4.2 Elaborate on techniques mentioned briefly in others' papers, adding "magical" formula transformations to extend the manuscript.

4.3 When designing a new component x, create a learnable parameter beta initialized to 0, and add beta * x to the model instead of x alone. In the worst case, beta remains 0, leaving the model unchanged.

4.4 Extend the previous point by designing multiple components and combining them with learnable parameters.

4.5 Further extend by incorporating Neural Architecture Search (NAS).

4.6 Utilize pre-trained parameters from other models to elevate the starting point and potential upper bound of the model, akin to adding more data and annotations.

4.7 Implement complex curriculum learning or elaborate distillation techniques (feature-level, cross-modal, etc.). If others struggle to reproduce the results, attribute it to the need for hyperparameter tuning.

4.8 Regardless of utility, apply a reinforcement learning framework to imbue the model with more autonomy.

Evaluation Methods

5.1 Measure ten metrics but only report the three showing improvement.

5.2 Conduct experiments on ten datasets but discard the five without favorable results.

5.3 Deliberately misalign the testing method with others' training scenarios to lower the baseline, e.g., inverting RGB channels to sabotage competitors.

5.4 Invent novel evaluation metrics or modify existing ones, such as measuring PSNR on the Y channel while comparing it to RGB measurements.

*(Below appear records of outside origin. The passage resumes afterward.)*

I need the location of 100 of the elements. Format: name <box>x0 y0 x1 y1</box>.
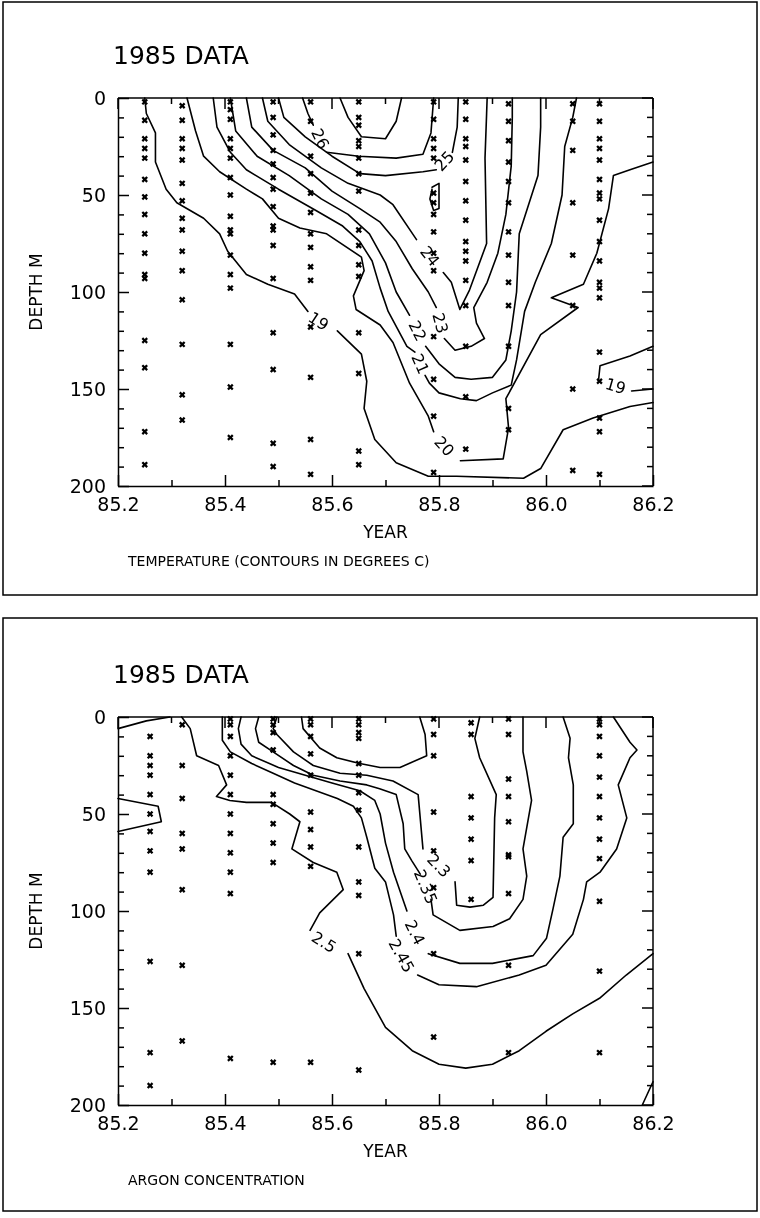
point <box>269 174 277 181</box>
point <box>178 830 186 837</box>
text: 22 <box>404 317 431 345</box>
point <box>505 199 512 206</box>
point <box>596 294 603 302</box>
point <box>141 275 148 282</box>
point <box>462 178 469 185</box>
point <box>430 715 437 723</box>
point <box>141 461 148 468</box>
point <box>269 1059 277 1066</box>
point <box>178 795 186 802</box>
point <box>269 203 277 210</box>
point <box>146 733 154 740</box>
point <box>141 154 148 162</box>
point <box>596 284 603 292</box>
point <box>355 121 362 129</box>
point <box>462 216 469 224</box>
point <box>269 463 277 470</box>
point <box>355 273 362 280</box>
point <box>505 100 512 108</box>
point <box>141 230 148 238</box>
point <box>178 341 186 348</box>
point <box>178 180 186 187</box>
point <box>462 302 469 309</box>
point <box>227 284 234 292</box>
point <box>467 857 475 864</box>
point <box>355 329 362 336</box>
point <box>430 98 437 106</box>
x-tick-label: 85.4 <box>204 1112 247 1135</box>
text: 24 <box>416 242 444 271</box>
point <box>505 818 512 825</box>
point <box>178 226 186 234</box>
point <box>269 746 277 754</box>
point <box>467 719 475 727</box>
x-axis-title: YEAR <box>362 522 408 542</box>
point <box>178 117 186 124</box>
x-tick-label: 85.6 <box>311 1112 354 1135</box>
point <box>505 158 512 166</box>
point <box>596 195 603 203</box>
point <box>178 156 186 164</box>
point <box>505 279 512 286</box>
point <box>141 135 148 142</box>
text: 2.5 <box>308 927 340 957</box>
point <box>178 721 186 728</box>
point <box>569 467 576 474</box>
point <box>467 896 475 903</box>
point <box>355 137 362 144</box>
point <box>355 771 362 779</box>
point <box>462 343 469 350</box>
text: 19 <box>603 374 628 399</box>
point <box>355 760 362 767</box>
point <box>596 189 603 197</box>
point <box>227 154 234 162</box>
point <box>178 145 186 152</box>
point <box>355 806 362 814</box>
point <box>596 135 603 142</box>
point <box>307 808 314 816</box>
point <box>462 257 469 265</box>
point <box>355 721 362 728</box>
point <box>307 263 314 271</box>
point <box>178 962 186 969</box>
point <box>569 199 576 206</box>
point <box>596 378 603 385</box>
y-tick-label: 0 <box>93 86 106 109</box>
point <box>596 118 603 125</box>
point <box>467 793 475 800</box>
point <box>269 859 277 866</box>
point <box>269 226 277 234</box>
point <box>355 715 362 723</box>
point <box>596 773 603 781</box>
x-tick-label: 85.8 <box>418 493 461 516</box>
point <box>430 1033 437 1041</box>
point <box>569 385 576 393</box>
point <box>307 230 314 238</box>
point <box>227 868 234 876</box>
y-tick-label: 100 <box>69 899 106 922</box>
point <box>269 839 277 847</box>
y-axis-title: DEPTH M <box>26 253 46 331</box>
point <box>307 771 314 779</box>
point <box>269 131 277 139</box>
point <box>307 715 314 723</box>
point <box>505 251 512 259</box>
point <box>227 715 234 723</box>
point <box>269 242 277 249</box>
point <box>596 814 603 822</box>
point <box>269 801 277 808</box>
point <box>141 98 148 106</box>
point <box>307 750 314 758</box>
point <box>355 878 362 886</box>
point <box>146 1082 154 1089</box>
point <box>462 116 469 123</box>
point <box>355 950 362 957</box>
point <box>178 391 186 399</box>
point <box>178 267 186 274</box>
point <box>467 731 475 738</box>
point <box>355 242 362 249</box>
point <box>141 117 148 124</box>
text: 25 <box>430 147 459 176</box>
point <box>596 898 603 905</box>
point <box>355 370 362 377</box>
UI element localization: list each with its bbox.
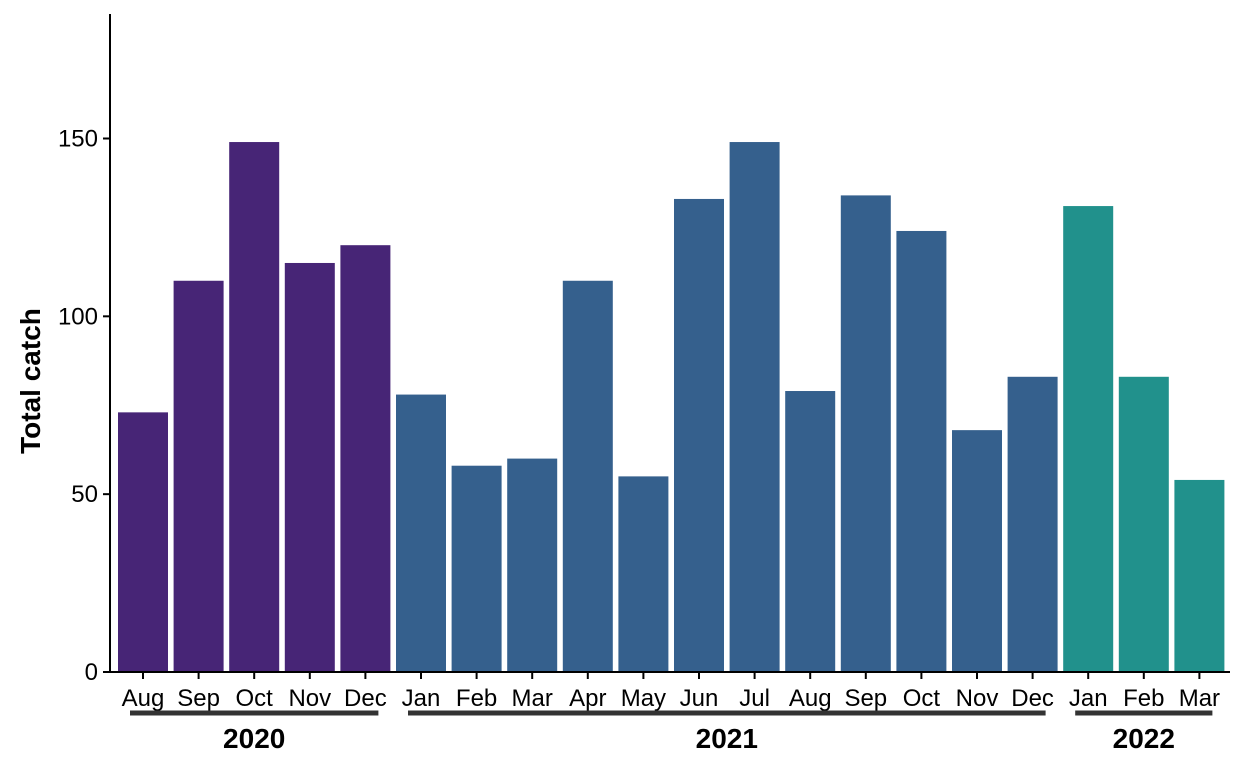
bar xyxy=(896,230,947,672)
bar xyxy=(229,142,280,673)
x-tick-label: Oct xyxy=(236,685,274,712)
x-tick-label: Oct xyxy=(903,685,941,712)
y-axis: 0 50 100 150 xyxy=(58,14,111,686)
bar xyxy=(1174,479,1225,672)
bar xyxy=(840,195,891,672)
y-tick-label: 50 xyxy=(71,481,98,508)
x-axis: Aug Sep Oct Nov Dec Jan Feb Mar Apr May Jun Jul Aug S… xyxy=(110,671,1230,712)
bar xyxy=(674,198,724,672)
x-tick-label: Feb xyxy=(1123,685,1164,712)
bar xyxy=(173,280,224,672)
bar xyxy=(562,280,613,672)
bar xyxy=(1007,376,1058,672)
group-label: 2022 xyxy=(1113,723,1175,754)
x-tick-label: Mar xyxy=(1179,685,1220,712)
x-tick-label: Nov xyxy=(288,685,331,712)
x-tick-label: Sep xyxy=(177,685,220,712)
year-groups: 2020 2021 2022 xyxy=(130,710,1213,754)
bar xyxy=(785,391,836,672)
x-tick-label: Jan xyxy=(402,685,441,712)
x-tick-label: Jun xyxy=(680,685,719,712)
bar xyxy=(396,394,446,672)
bar xyxy=(284,262,335,672)
bar xyxy=(952,430,1002,672)
x-tick-label: Aug xyxy=(122,685,165,712)
x-tick-label: Dec xyxy=(1011,685,1054,712)
x-tick-label: Sep xyxy=(844,685,887,712)
x-tick-label: Feb xyxy=(456,685,497,712)
x-tick-label: Dec xyxy=(344,685,387,712)
bar xyxy=(1063,206,1114,672)
bars xyxy=(118,142,1225,673)
x-tick-label: Mar xyxy=(512,685,553,712)
x-tick-label: Aug xyxy=(789,685,832,712)
bar xyxy=(451,465,502,672)
x-tick-label: Apr xyxy=(569,685,606,712)
bar xyxy=(507,458,558,672)
bar xyxy=(1118,376,1169,672)
x-tick-label: Jul xyxy=(739,685,770,712)
y-tick-label: 100 xyxy=(58,303,98,330)
y-tick-label: 0 xyxy=(85,659,98,686)
group-label: 2021 xyxy=(696,723,758,754)
group-label: 2020 xyxy=(223,723,285,754)
bar xyxy=(618,476,669,672)
y-tick-label: 150 xyxy=(58,125,98,152)
x-tick-label: Nov xyxy=(956,685,999,712)
bar xyxy=(340,245,391,672)
y-axis-label: Total catch xyxy=(15,308,46,454)
bar xyxy=(729,142,780,673)
x-tick-label: May xyxy=(621,685,666,712)
x-tick-label: Jan xyxy=(1069,685,1108,712)
bar xyxy=(118,412,168,672)
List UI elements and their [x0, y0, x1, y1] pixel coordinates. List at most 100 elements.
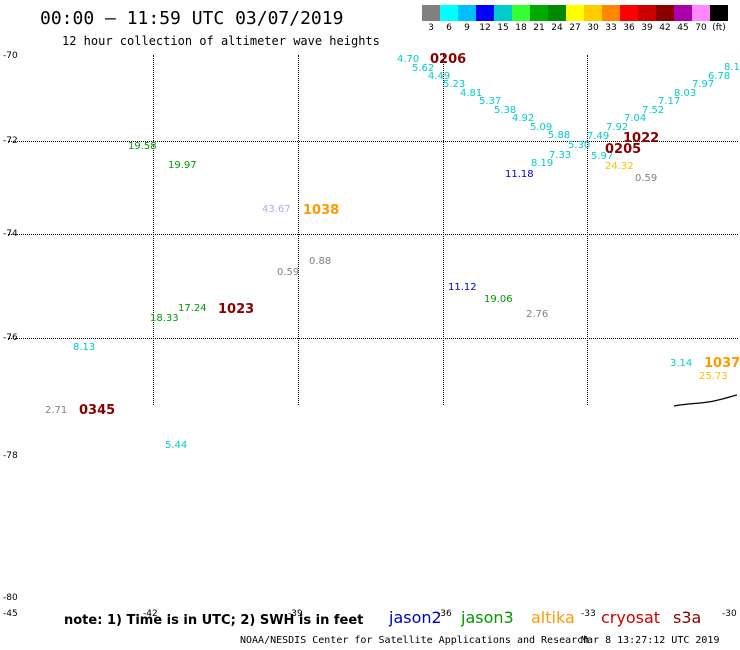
swh-value: 8.1 — [724, 62, 740, 73]
satellite-legend-s3a: s3a — [673, 608, 702, 627]
color-scale-swatch — [422, 5, 440, 21]
color-scale-label: 42 — [659, 23, 671, 33]
swh-value: 19.58 — [128, 141, 157, 152]
swh-value: 7.49 — [587, 131, 610, 142]
swh-value: 3.14 — [670, 358, 693, 369]
swh-value: 2.71 — [45, 405, 68, 416]
color-scale-label: 3 — [428, 23, 434, 33]
color-scale-label: 12 — [479, 23, 491, 33]
swh-value: 5.62 — [412, 63, 435, 74]
color-scale-label: 33 — [605, 23, 617, 33]
color-scale-label: 27 — [569, 23, 581, 33]
color-scale-swatch — [584, 5, 602, 21]
lat-tick-label: -78 — [3, 451, 18, 461]
swh-value: 7.97 — [692, 79, 715, 90]
swh-value: 11.18 — [505, 169, 534, 180]
color-scale-swatch — [494, 5, 512, 21]
grid-line-vertical — [443, 55, 444, 405]
swh-value: 4.92 — [512, 113, 535, 124]
units-note: note: 1) Time is in UTC; 2) SWH is in fe… — [64, 613, 364, 628]
color-scale-label: 39 — [641, 23, 653, 33]
page-subtitle: 12 hour collection of altimeter wave hei… — [62, 34, 380, 48]
swh-value: 5.37 — [479, 96, 502, 107]
swh-value: 4.70 — [397, 54, 420, 65]
color-scale-swatch — [440, 5, 458, 21]
credit-line: NOAA/NESDIS Center for Satellite Applica… — [240, 635, 590, 646]
grid-line-vertical — [153, 55, 154, 405]
swh-value: 5.30 — [568, 140, 591, 151]
swh-value: 5.23 — [443, 79, 466, 90]
swh-value: 11.12 — [448, 282, 477, 293]
swh-value: 5.44 — [165, 440, 188, 451]
lat-tick-label: -70 — [3, 51, 18, 61]
pass-time-label: 1037 — [704, 356, 740, 371]
grid-line-vertical — [298, 55, 299, 405]
color-scale-swatch — [674, 5, 692, 21]
color-scale-label: 15 — [497, 23, 509, 33]
color-scale-label: 45 — [677, 23, 689, 33]
lon-tick-label: -30 — [722, 609, 737, 619]
color-scale-label: 6 — [446, 23, 452, 33]
color-scale-swatch — [620, 5, 638, 21]
color-scale-swatch — [656, 5, 674, 21]
swh-value: 7.92 — [606, 122, 629, 133]
color-scale-swatch — [692, 5, 710, 21]
swh-value: 5.97 — [591, 151, 614, 162]
generation-timestamp: Mar 8 13:27:12 UTC 2019 — [581, 635, 720, 646]
swh-value: 8.19 — [531, 158, 554, 169]
swh-value: 0.59 — [277, 267, 300, 278]
satellite-legend-jason3: jason3 — [461, 608, 514, 627]
swh-value: 0.88 — [309, 256, 332, 267]
color-scale-label: 21 — [533, 23, 545, 33]
swh-value: 5.88 — [548, 130, 571, 141]
swh-value: 4.81 — [460, 88, 483, 99]
color-scale-swatch — [710, 5, 728, 21]
color-scale-swatch — [602, 5, 620, 21]
color-scale-label: 9 — [464, 23, 470, 33]
swh-value: 6.78 — [708, 71, 731, 82]
color-scale-label: (ft) — [712, 23, 726, 33]
swh-value: 18.33 — [150, 313, 179, 324]
swh-value: 8.03 — [674, 88, 697, 99]
swh-value: 8.13 — [73, 342, 96, 353]
color-scale-label: 30 — [587, 23, 599, 33]
lon-tick-label: -42 — [143, 609, 158, 619]
color-scale-swatch — [638, 5, 656, 21]
swh-value: 7.52 — [642, 105, 665, 116]
page-title: 00:00 – 11:59 UTC 03/07/2019 — [40, 8, 344, 29]
swh-value: 24.32 — [605, 161, 634, 172]
pass-time-label: 1038 — [303, 203, 340, 218]
color-scale-label: 36 — [623, 23, 635, 33]
swh-value: 19.97 — [168, 160, 197, 171]
grid-line-horizontal — [8, 141, 738, 142]
color-scale-swatch — [458, 5, 476, 21]
lon-tick-label: -33 — [581, 609, 596, 619]
lat-tick-label: -76 — [3, 333, 18, 343]
swh-value: 7.17 — [658, 96, 681, 107]
swh-value: 0.59 — [635, 173, 658, 184]
coastline-line — [673, 394, 738, 407]
swh-value: 2.76 — [526, 309, 549, 320]
lat-tick-label: -72 — [3, 136, 18, 146]
pass-time-label: 0205 — [605, 142, 642, 157]
satellite-legend-altika: altika — [531, 608, 575, 627]
swh-value: 19.06 — [484, 294, 513, 305]
lat-tick-label: -80 — [3, 593, 18, 603]
pass-time-label: 1023 — [218, 302, 255, 317]
color-scale-swatch — [476, 5, 494, 21]
swh-value: 7.04 — [624, 113, 647, 124]
color-scale-label: 24 — [551, 23, 563, 33]
swh-value: 17.24 — [178, 303, 207, 314]
color-scale-label: 70 — [695, 23, 707, 33]
satellite-legend-cryosat: cryosat — [601, 608, 661, 627]
color-scale-swatch — [566, 5, 584, 21]
lon-tick-label: -45 — [3, 609, 18, 619]
grid-line-horizontal — [8, 234, 738, 235]
swh-value: 5.38 — [494, 105, 517, 116]
lon-tick-label: -39 — [288, 609, 303, 619]
grid-line-vertical — [587, 55, 588, 405]
lon-tick-label: -36 — [437, 609, 452, 619]
color-scale-swatch — [512, 5, 530, 21]
satellite-legend-jason2: jason2 — [389, 608, 442, 627]
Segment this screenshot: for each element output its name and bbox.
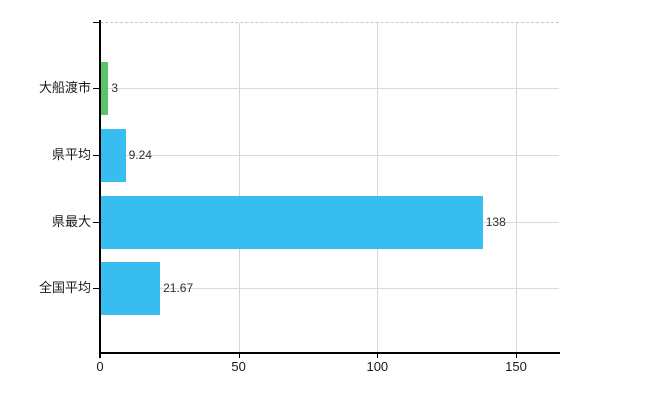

5.5 Identify trivial yet overlooked scenarios to demonstrate substantial improvements.

5.6 Compare a large model against others' smaller models without reporting their larger counterparts, or compare a model trained for a specific metric against untrained ones.

5.7 Test on different hardware and report the results together.

5.8 For recent large language models, surreptitiously add hints to test prompts, comparing few-shot and zero-shot performance.

5.9 Indirectly overfit to the test set by leaking data or random seeds, or include test samples in upstream pre-training.

5.10 Introduce real-world scenarios or out-of-distribution (OOD) samples to the test set, causing significant drops in baseline performance. Then, apply augmentations or dropout to recover the lost performance, attributing the gains to other factors.

5.11 Use private test sets with subjective human judgment, allowing arbitrary claims of improvement.

5.12 If objective comparisons fail, resort to subjective ones, and if subjective comparisons fail, selectively present favorable results (cherry-picking).

Ultimate Methods

6.1 Replicate someone else's method but rename it entirely.

6.2 Report high performance but only provide a README when asked for the source code.

6.3 Begin writing the paper without conducting experiments, conveniently surpassing the state-of-the-art by a narrow margin.

Reiterating, the above are cautionary examples meant to serve as a guide against deceptive practices.